“Black Saturday bushfire survivors secure $500 million in Australia’s largest class action payout” is the heading of a story appearing today on ABC Online. The story says “Survivors of Victoria’s devastating 2009 Black Saturday bushfires have secured a $500 million payout, in what lawyers have called the biggest class action settlement in Australian legal history.”
A settlement means the parties reached an agreement on the damages rather than having a judge determine the legal and factual issues. This would appear to reflect past history, that actions against the electrical authorities settle because causing devastating bushfires is just part of the cost of running a profitable electricity business in Australia (see ‘Bushfires; the price we pay for electricity’, 20 May 2014; see also ‘First of the Black Saturday cases settled’ 23 November 2011; ‘Further settlement of Black Saturday claims’, 17 May 2012; ‘Canberra bushfire litigation settles against the ACT’, 20 September 2012; ‘More on the Canberra litigation’, 21 September 2012 ‘South Australian litigation ends’, 13 November 2013).
An interesting aspect of this case is that the defendant SP-Ausnet joined various state authorities including the CFA and Victoria Police (see ‘Kilmore East litigation Update’, Country Fire Authority, 9 November 2011; ‘Two important cases start in court this week’, 5 March 2013 and ‘‘Black Saturday’ litigation’, 11 May 2011). The ABC is reporting that:
SP AusNet has agreed to pay $378.6 million, while Utility Services Corporation Ltd will pay $12.5 million.

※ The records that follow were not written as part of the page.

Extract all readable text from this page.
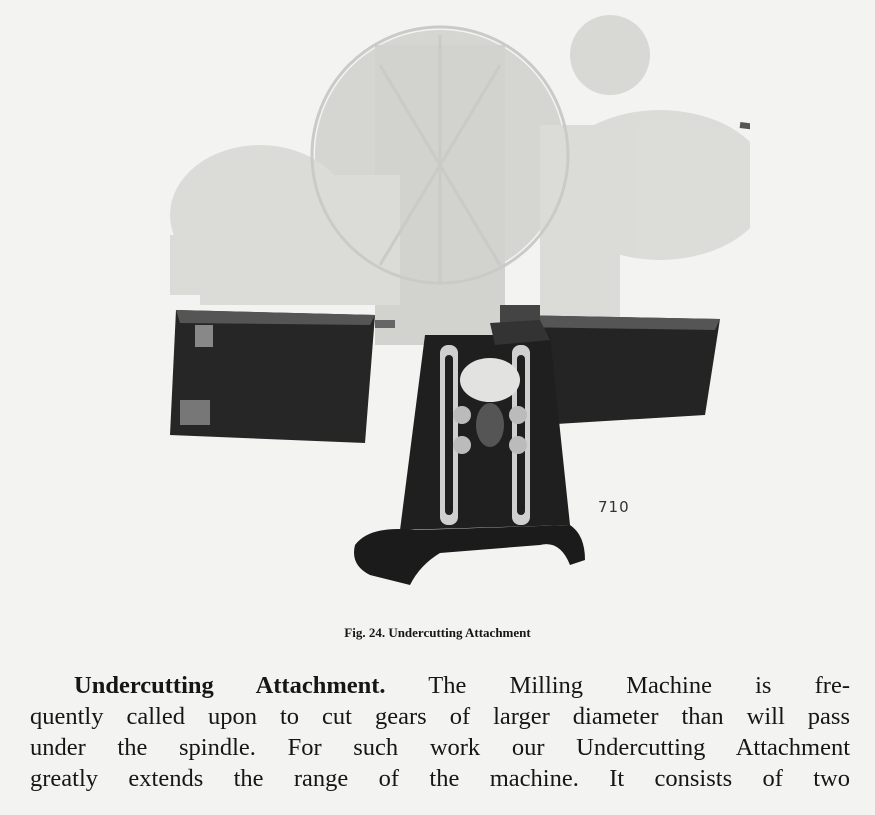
710
Fig. 24. Undercutting Attachment
Undercutting Attachment. The Milling Machine is fre-
quently called upon to cut gears of larger diameter than will pass
under the spindle. For such work our Undercutting Attachment
greatly extends the range of the machine. It consists of two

State parties, which included Victoria Police, the CFA and the Department of Sustainability and Environment, have agreed to pay $103.6 million.
A settlement occurs without admission of liability so the payment by Victoria does not mean they believe that they were at fault (just as SP AusNet continues to deny negligence). There are however lots of pressures on litigants to settle including ‘uncertainty, complexity and scale of the case’ and in the case of a government, political pressure and an obligation to act as a ‘model litigant’ (see Victorian Model Litigant Guidelines, 2012).
Other litigation arising from these fires will continue, but experience might suggest that they, too, are likely to settle.